Comedia, pubblicato nel 1978 da Fania Records, è il terzo album solista di Héctor Lavoe e rappresenta uno dei vertici assoluti della sua carriera, oltre che un momento chiave nella storia della salsa. Prodotto da Willie Colón, partner artistico fondamentale di Lavoe, il disco arriva dopo una fase personale complessa segnata da problemi di salute e dipendenze, trasformando quella fragilità in una straordinaria rinascita creativa.
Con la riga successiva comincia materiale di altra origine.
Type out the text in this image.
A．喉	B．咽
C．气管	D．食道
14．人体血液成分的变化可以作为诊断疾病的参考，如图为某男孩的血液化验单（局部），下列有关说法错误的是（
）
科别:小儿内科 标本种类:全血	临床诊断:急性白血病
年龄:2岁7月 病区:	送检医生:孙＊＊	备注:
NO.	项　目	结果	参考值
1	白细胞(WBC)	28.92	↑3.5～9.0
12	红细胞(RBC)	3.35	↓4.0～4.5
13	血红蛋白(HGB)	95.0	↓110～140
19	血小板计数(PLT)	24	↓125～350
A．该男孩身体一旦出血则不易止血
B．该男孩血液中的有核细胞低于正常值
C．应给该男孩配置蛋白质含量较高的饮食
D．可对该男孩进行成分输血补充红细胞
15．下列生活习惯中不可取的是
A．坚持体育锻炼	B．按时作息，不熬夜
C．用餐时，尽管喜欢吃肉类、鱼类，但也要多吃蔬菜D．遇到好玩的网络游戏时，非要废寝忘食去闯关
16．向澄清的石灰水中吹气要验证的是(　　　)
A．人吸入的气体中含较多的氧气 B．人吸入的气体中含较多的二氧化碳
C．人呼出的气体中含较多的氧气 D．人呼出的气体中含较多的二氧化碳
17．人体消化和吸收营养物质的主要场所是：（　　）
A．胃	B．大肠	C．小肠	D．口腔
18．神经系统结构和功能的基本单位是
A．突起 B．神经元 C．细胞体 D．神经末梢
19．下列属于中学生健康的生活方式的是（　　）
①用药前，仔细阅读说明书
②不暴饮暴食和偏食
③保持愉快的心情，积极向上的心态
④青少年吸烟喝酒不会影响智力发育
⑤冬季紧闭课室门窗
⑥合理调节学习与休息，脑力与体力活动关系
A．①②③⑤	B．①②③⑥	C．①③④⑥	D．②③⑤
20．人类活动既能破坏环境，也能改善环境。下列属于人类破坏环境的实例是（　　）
Il successo fu immediato, sia commerciale sia critico, e contribuì in modo decisivo a fissare Lavoe come voce simbolo della salsa degli anni Settanta, riconoscimento confermato a distanza di decenni dall’inclusione dell’album tra i 50 migliori di sempre nel genere secondo Rolling Stone nel 2024.

Héctor Lavoe

Inserito in un momento in cui la salsa aveva raggiunto una piena maturità culturale, diventando linguaggio identitario delle comunità latine tra New York e il resto delle Americhe, Comedia riflette tutta la complessità emotiva e sociale della diaspora. Il disco intreccia la salsa dura più urbana con il bolero e richiami afro-caraibici, restituendo un suono denso e vitale, capace di alternare energia collettiva e introspezione personale. Il cuore dell’album è “El Cantante”, scritto da Rubén Blades: un brano lungo e intensissimo, apertamente autobiografico, che racconta il peso della fama e la solitudine dell’artista dietro il successo, diventando così iconico da valere a Lavoe il soprannome di “El Cantante de los Cantantes” e l’ingresso della canzone nel National Recording Registry della Library of Congress nel 2024. Accanto a questo capolavoro spiccano la forza ritmica e improvvisativa del resto della scaletta, che alterna slancio e malinconia, mettendo in luce l’ampiezza interpretativa di Lavoe e la raffinatezza degli arrangiamenti.

Registrato a New York con musicisti e arrangiatori di prim’ordine come Luis “Perico” Ortiz, José Febles ed Edwin Rodríguez, Comedia è scolpito dal tocco di Willie Colón in un suono compatto e potente, dominato da fiati incisivi, percussioni pulsanti e un pianoforte sempre centrale. A distanza di oltre quarant’anni, l’album resta un riferimento imprescindibile: non solo ha consolidato Héctor Lavoe come una delle voci più empatiche e tragicamente umane della musica latina, ma continua a vivere nelle playlist, nei repertori e nell’immaginario collettivo della salsa. È un disco che riesce a far convivere festa e dolore, ironia e disincanto, raccontando la vita con il ritmo febbrile della New York latina degli anni Settanta.